Golconda, 122m above the plain and 11km west of old Hyderabad, was the capital of the seven Qutb Shahi kings from 1518 until the end of the sixteenth century, when the court moved to Hyderabad. Well preserved and set in thick green scrubland, it is one of India’s most impressive forts, boasting 87 semicircular bastions and eight mighty gates, complete with gruesome elephant-proof spikes.

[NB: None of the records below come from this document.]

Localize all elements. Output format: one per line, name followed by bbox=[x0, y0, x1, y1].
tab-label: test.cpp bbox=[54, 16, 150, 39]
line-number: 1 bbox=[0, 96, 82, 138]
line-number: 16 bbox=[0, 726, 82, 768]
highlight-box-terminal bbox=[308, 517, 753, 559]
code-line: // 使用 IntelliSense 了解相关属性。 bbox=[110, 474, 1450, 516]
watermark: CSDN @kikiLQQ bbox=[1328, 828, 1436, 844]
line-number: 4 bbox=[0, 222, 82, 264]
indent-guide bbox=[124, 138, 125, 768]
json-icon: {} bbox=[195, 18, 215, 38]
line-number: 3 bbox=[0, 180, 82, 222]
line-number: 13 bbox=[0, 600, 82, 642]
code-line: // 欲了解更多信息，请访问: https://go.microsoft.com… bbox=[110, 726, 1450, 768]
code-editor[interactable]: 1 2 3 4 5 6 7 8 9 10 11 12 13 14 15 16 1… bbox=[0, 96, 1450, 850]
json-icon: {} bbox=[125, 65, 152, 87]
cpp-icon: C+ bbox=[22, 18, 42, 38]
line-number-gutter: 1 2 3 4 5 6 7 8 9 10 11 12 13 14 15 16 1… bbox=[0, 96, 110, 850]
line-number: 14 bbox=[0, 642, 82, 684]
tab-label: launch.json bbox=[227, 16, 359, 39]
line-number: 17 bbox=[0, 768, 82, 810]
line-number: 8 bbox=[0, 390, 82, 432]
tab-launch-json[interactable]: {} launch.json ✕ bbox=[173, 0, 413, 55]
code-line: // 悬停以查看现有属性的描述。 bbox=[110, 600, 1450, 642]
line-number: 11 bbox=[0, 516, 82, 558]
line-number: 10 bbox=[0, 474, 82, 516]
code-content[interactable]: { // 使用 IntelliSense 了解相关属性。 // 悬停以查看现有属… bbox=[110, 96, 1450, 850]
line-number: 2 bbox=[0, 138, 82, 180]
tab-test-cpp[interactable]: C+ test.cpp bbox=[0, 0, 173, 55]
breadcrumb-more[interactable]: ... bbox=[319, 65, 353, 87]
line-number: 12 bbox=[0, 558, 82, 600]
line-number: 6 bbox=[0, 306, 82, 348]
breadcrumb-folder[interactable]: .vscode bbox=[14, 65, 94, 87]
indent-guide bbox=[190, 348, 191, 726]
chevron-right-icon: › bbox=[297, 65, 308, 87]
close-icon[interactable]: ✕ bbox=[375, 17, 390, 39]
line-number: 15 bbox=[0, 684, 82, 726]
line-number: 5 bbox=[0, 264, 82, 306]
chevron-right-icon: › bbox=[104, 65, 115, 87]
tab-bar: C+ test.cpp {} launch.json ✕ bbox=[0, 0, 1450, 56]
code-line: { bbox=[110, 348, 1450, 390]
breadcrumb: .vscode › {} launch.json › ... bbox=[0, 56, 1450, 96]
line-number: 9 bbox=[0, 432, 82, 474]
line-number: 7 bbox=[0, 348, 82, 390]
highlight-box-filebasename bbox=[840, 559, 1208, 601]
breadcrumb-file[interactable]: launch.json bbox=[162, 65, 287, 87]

Entering the fort by the Balahisar Gate, you come into the Grand Portico, where guards clap their hands to show off the fort’s acoustics. To the right is the mortuary bath, where the bodies of deceased nobles were ritually bathed prior to burial. If you follow the arrowed anticlockwise route, you pass the two-storey residence of ministers Akkana and Madanna before starting the stairway ascent to the Durbar Hall. Halfway along the steps, you arrive at a small, dark cell named after the court cashier Ramdas, who while incarcerated here produced the clumsy carvings and paintings that litter the gloomy room.

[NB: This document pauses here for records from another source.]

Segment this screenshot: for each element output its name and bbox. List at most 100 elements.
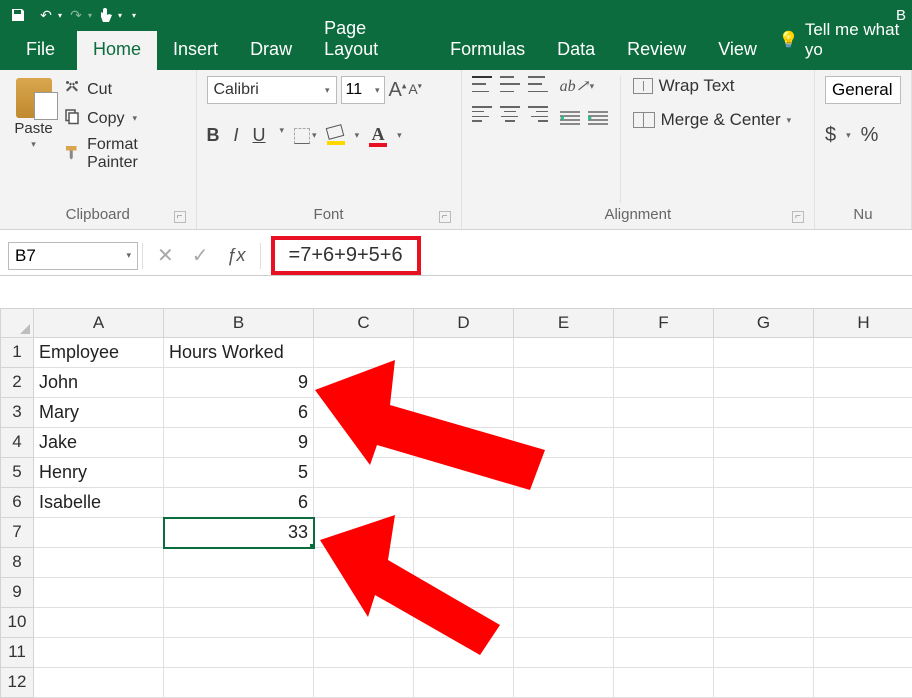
cell-G4[interactable] (714, 428, 814, 458)
cell-C4[interactable] (314, 428, 414, 458)
fill-color-button[interactable] (327, 126, 345, 145)
borders-button[interactable]: ▾ (294, 128, 317, 144)
cell-A5[interactable]: Henry (34, 458, 164, 488)
cell-A3[interactable]: Mary (34, 398, 164, 428)
cut-button[interactable]: Cut (63, 78, 185, 101)
cell-D10[interactable] (414, 608, 514, 638)
cell-G2[interactable] (714, 368, 814, 398)
cell-H11[interactable] (814, 638, 912, 668)
cell-F4[interactable] (614, 428, 714, 458)
cell-E5[interactable] (514, 458, 614, 488)
cell-B11[interactable] (164, 638, 314, 668)
row-header-7[interactable]: 7 (0, 518, 34, 548)
cell-G6[interactable] (714, 488, 814, 518)
cell-H12[interactable] (814, 668, 912, 698)
col-header-E[interactable]: E (514, 308, 614, 338)
col-header-G[interactable]: G (714, 308, 814, 338)
cell-A12[interactable] (34, 668, 164, 698)
align-top-icon[interactable] (472, 76, 492, 92)
cell-B12[interactable] (164, 668, 314, 698)
cell-C5[interactable] (314, 458, 414, 488)
cell-D11[interactable] (414, 638, 514, 668)
tab-page-layout[interactable]: Page Layout (308, 10, 434, 70)
formula-input[interactable]: =7+6+9+5+6 (289, 244, 403, 266)
touch-mode-icon[interactable] (92, 3, 120, 27)
cell-D8[interactable] (414, 548, 514, 578)
format-painter-button[interactable]: Format Painter (63, 136, 185, 172)
align-center-icon[interactable] (500, 106, 520, 122)
cell-F8[interactable] (614, 548, 714, 578)
cell-H9[interactable] (814, 578, 912, 608)
decrease-font-icon[interactable]: A▾ (408, 81, 421, 104)
cell-H8[interactable] (814, 548, 912, 578)
increase-indent-icon[interactable] (588, 110, 608, 126)
tab-file[interactable]: File (10, 31, 77, 70)
cell-F12[interactable] (614, 668, 714, 698)
cell-G3[interactable] (714, 398, 814, 428)
cell-H1[interactable] (814, 338, 912, 368)
cell-H5[interactable] (814, 458, 912, 488)
cell-F3[interactable] (614, 398, 714, 428)
cell-C7[interactable] (314, 518, 414, 548)
align-middle-icon[interactable] (500, 76, 520, 92)
cell-C8[interactable] (314, 548, 414, 578)
cell-F5[interactable] (614, 458, 714, 488)
cell-D2[interactable] (414, 368, 514, 398)
tab-formulas[interactable]: Formulas (434, 31, 541, 70)
cell-F2[interactable] (614, 368, 714, 398)
cell-A8[interactable] (34, 548, 164, 578)
orientation-icon[interactable]: ab↗ (560, 76, 582, 96)
cell-H3[interactable] (814, 398, 912, 428)
cell-B7[interactable]: 33 (164, 518, 314, 548)
cell-E8[interactable] (514, 548, 614, 578)
cell-E11[interactable] (514, 638, 614, 668)
cell-G8[interactable] (714, 548, 814, 578)
bold-button[interactable]: B (207, 125, 220, 146)
cell-G11[interactable] (714, 638, 814, 668)
paste-drop-icon[interactable]: ▾ (31, 139, 36, 150)
cell-H2[interactable] (814, 368, 912, 398)
cell-H4[interactable] (814, 428, 912, 458)
font-name-drop-icon[interactable]: ▾ (325, 85, 330, 96)
percent-format-button[interactable]: % (861, 124, 879, 147)
decrease-indent-icon[interactable] (560, 110, 580, 126)
tab-data[interactable]: Data (541, 31, 611, 70)
font-color-button[interactable]: A (369, 124, 387, 147)
accounting-format-button[interactable]: $ (825, 124, 836, 147)
save-icon[interactable] (4, 3, 32, 27)
cell-D4[interactable] (414, 428, 514, 458)
cell-F10[interactable] (614, 608, 714, 638)
cell-C3[interactable] (314, 398, 414, 428)
touch-drop-icon[interactable]: ▾ (118, 11, 122, 20)
cell-A4[interactable]: Jake (34, 428, 164, 458)
cell-B4[interactable]: 9 (164, 428, 314, 458)
cell-B2[interactable]: 9 (164, 368, 314, 398)
tell-me-search[interactable]: 💡 Tell me what yo (779, 20, 912, 70)
col-header-F[interactable]: F (614, 308, 714, 338)
col-header-D[interactable]: D (414, 308, 514, 338)
cell-B5[interactable]: 5 (164, 458, 314, 488)
cell-A10[interactable] (34, 608, 164, 638)
row-header-10[interactable]: 10 (0, 608, 34, 638)
font-name-select[interactable]: Calibri ▾ (207, 76, 337, 104)
cell-B1[interactable]: Hours Worked (164, 338, 314, 368)
cell-F6[interactable] (614, 488, 714, 518)
redo-drop-icon[interactable]: ▾ (88, 11, 92, 20)
align-left-icon[interactable] (472, 106, 492, 122)
cell-E10[interactable] (514, 608, 614, 638)
cell-G12[interactable] (714, 668, 814, 698)
row-header-11[interactable]: 11 (0, 638, 34, 668)
cell-E6[interactable] (514, 488, 614, 518)
cell-D7[interactable] (414, 518, 514, 548)
paste-button[interactable]: Paste ▾ (10, 76, 57, 203)
align-right-icon[interactable] (528, 106, 548, 122)
cell-A7[interactable] (34, 518, 164, 548)
name-box-drop-icon[interactable]: ▾ (126, 250, 131, 261)
fx-icon[interactable]: ƒx (227, 245, 246, 266)
redo-icon[interactable]: ↷ (62, 3, 90, 27)
cell-H10[interactable] (814, 608, 912, 638)
cell-D6[interactable] (414, 488, 514, 518)
row-header-8[interactable]: 8 (0, 548, 34, 578)
select-all-triangle[interactable] (0, 308, 34, 338)
col-header-H[interactable]: H (814, 308, 912, 338)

Nearing the top, you come across the small, pretty mosque of Ibrahim Qutb Shah; beyond here is an even tinier temple to Durga. The steps are crowned by the three-storey Durbar Hall of the Qutb Shahis, on platforms outside which the monarchs would sit and survey their domains.
The ruins of the queen’s palace, once elaborately decorated with multiple domes, stand in a courtyard centred on an original copper fountain that used to be filled with rosewater. You can still see traces of a “necklace” design on one of the arches, at the top of which a lotus bud sits below an opening flower with a cavity at its centre that once contained a diamond. At the entrance to the palace itself, four chambers provided protection from intruders. Passing through two rooms, the second of which is overgrown, you come to the Shahi Mahal, the royal bedroom. Originally it had a domed roof and niches on the walls that once sheltered candles or oil lamps. Golconda has a nightly sound-and-light show.
There are 82 tombs about 1km north of the fort’s outer wall. Set in peaceful gardens, they commemorate commanders, relatives of the kings, dancers, singers and royal doctors, as well as all but two of the Qutb Shahi kings. Faded today, they were once brightly coloured in turquoise and green; each has an onion dome on a block, with a decorative arcade.